The Joint Army–Navy Assessment Committee credited him with ten ships (54,595 tons) sunk in three patrols in command of Trigger, putting him in a tie among American submarine commanders for 15th-21st by number of ships; his first Trigger patrol was also rated the 16th most successful of the war by tonnage (four ships totaling 27,095 tons).

==Post-war==
After Admiral King retired in December 1945, Dornin became Fleet Admiral Chester W. Nimitz's aide.

Post-war postings include:
- Commanding Officer, (1946–47)
- Assistant Director of Athletics at the Naval Academy (1947–49)
- Commander Submarine Division 22 (1949–50)
- Chief of Staff, Officer Submarine Development Group (1950–52)
- Executive Officer, U. S. Naval Station, Treasure Island (1952–54)
- Commanding Officer, (1954–55)
- Commander Submarine Squadron Three, Pacific Fleet (1955–56)
- Commanding Officer, Recruit Training Command, at the U. S. Naval Training Center in San Diego (1956–59)
- Commanding Officer, (1960–61).

He retired in June 1965, his last position being the head of Long Beach Naval Station.

==Decorations==
- Navy Cross with gold star (two awards)
- Silver Star with three gold stars (four awards)
- Presidential Unit Citation
- American Defense Service Medal with Fleet clasp
- Asiatic-Pacific Campaign Medal
- World War II Victory Medal
- National Defense Service Medal with star (two awards)

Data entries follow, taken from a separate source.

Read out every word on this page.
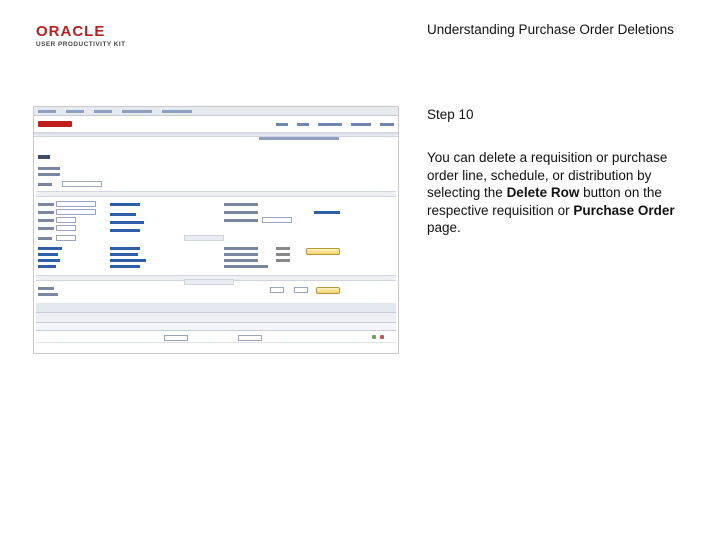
ORACLE
USER PRODUCTIVITY KIT
Understanding Purchase Order Deletions
Step 10
You can delete a requisition or purchase order line, schedule, or distribution by selecting the Delete Row button on the respective requisition or Purchase Order page.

===First Navy Cross citation (November 24, 1943)===

The President of the United States of America takes pleasure in presenting the Navy Cross to Commander Robert Edson Dornin (NSN: 0-74888), United States Navy, for extraordinary heroism in the line of his profession as Commanding Officer of the U.S.S. TRIGGER (SS-237), on the SIXTH War Patrol of that submarine engaged in an aggressive and successful patrol against enemy Japanese in the Pacific War Area from 1 to 30 September 1943. Although operating in the presence of formidable concentrations of anti-submarine vessels, Commander Dornin pressed home a series of vigorous and persistent attacks which resulted in the sinking or damaging of an important amount of hostile shipping. Despite severe countermeasures on the part of the enemy, he brought his ship through and his crew home without material damage or loss of life. His expert seamanship and cool courage in the face of great personal danger were in keeping with the highest traditions of the United States Naval Service.

===Second Navy Cross citation (February 18, 1944)===

The President of the United States of America takes pleasure in presenting a Gold Star in lieu of a Second Award of the Navy Cross to Commander Robert Edson Dornin (NSN: 0-74888), United States Navy, for extraordinary heroism in the line of his profession as Commanding Officer of the U.S.S. TRIGGER (SS-237), on the SEVENTH War Patrol of that submarine in enemy controlled waters of the Pacific Area from 22 October 1943 to 8 December 1943. In a daring night engagement with a large, heavily escorted enemy convoy, Commander Dornin aggressively attacked and sank several Japanese ships before anti-submarine vessels forced him to submerge. Although subjected to a determined depth-charging by the enemy, he quickly regained the initiative and, fearlessly attacking the remaining ships, succeeded in sinking additional enemy vessels. Several days later, penetrating the destroyer screen of a heavily escorted Japanese convoy, he took further toll of hostile shipping. Commander Dornin's indomitable fighting spirit and superb seamanship reflect great credit upon himself, his command and the United States Naval Service.